On Sept. 2, #TheShowMustBePaused laid out its list of demands for music companies to implement and uphold as the organization continues to push for diversity, transparency and the end of racial bias across the industry. Then last week, Kanye West picked up the gauntlet himself by denouncing label deals and calling for reform in how artist contracts are structured.
When it comes to contracts and other financial matters, one of the first steps an artist, songwriter or producer can take on the road to accountability is to engage an auditor. In the as-told-to below, audit veteran Marsha Sealy explains why it's high time for all contracts to be "fair and equitable."
We may be perceived as the devil by some, but auditors are truly a saving grace.
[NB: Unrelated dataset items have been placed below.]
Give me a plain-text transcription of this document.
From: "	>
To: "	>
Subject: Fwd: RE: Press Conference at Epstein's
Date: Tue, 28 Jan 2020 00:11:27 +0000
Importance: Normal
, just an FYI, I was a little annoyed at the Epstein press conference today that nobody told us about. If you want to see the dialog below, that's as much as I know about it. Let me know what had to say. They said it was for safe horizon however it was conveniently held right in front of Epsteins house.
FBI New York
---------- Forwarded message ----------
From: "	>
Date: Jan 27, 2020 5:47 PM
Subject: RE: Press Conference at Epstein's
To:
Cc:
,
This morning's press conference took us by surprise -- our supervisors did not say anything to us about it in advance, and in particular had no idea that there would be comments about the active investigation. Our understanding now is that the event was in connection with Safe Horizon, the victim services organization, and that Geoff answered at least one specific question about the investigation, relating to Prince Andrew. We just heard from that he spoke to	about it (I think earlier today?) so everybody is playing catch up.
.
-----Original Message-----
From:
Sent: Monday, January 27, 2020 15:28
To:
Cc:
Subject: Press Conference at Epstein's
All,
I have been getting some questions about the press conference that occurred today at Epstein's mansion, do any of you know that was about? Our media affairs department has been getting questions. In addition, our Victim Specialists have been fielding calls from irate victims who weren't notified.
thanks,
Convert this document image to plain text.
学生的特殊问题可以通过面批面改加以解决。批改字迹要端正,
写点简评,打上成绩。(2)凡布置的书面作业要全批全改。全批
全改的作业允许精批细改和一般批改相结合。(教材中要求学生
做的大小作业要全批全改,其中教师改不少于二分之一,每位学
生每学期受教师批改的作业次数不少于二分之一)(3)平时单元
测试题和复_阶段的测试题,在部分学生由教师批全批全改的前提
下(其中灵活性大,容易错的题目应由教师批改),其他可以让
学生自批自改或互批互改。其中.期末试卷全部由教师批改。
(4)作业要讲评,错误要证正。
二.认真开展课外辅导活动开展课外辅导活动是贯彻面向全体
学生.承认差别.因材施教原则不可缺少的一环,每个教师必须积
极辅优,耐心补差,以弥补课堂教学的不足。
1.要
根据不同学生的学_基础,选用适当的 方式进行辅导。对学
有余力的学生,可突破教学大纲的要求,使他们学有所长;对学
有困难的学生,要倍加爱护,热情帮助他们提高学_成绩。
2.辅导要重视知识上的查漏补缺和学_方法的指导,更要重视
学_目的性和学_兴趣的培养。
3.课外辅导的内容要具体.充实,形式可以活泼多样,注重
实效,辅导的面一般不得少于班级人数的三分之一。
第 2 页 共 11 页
Still we largely remain the industry's best-kept secret. However, as Kanye West publicly decries the current structure of recording contracts — following label/publisher BMG's post-#BlackoutTuesday commitment to review all of its historic contracts for inequities or anomalies — the auditor in me says, "It's time for artists — especially Black artists — to conduct their due diligence."
What artists and songwriter/producers need to understand first is the fundamental difference between an auditor and an accountant. A number of auditors are also accountants, handling and validating the bookkeeping, preparing financial documents such as profit-and-loss statements, balance sheets and overseeing the controls that govern the accounting process. Generally, however, accountants and internal auditors are employees of the organization where they work. An external auditor, however, is a third party brought in to impartially examine and render an opinion (audit report) on the accuracy and completeness of all financial aspects of the said business.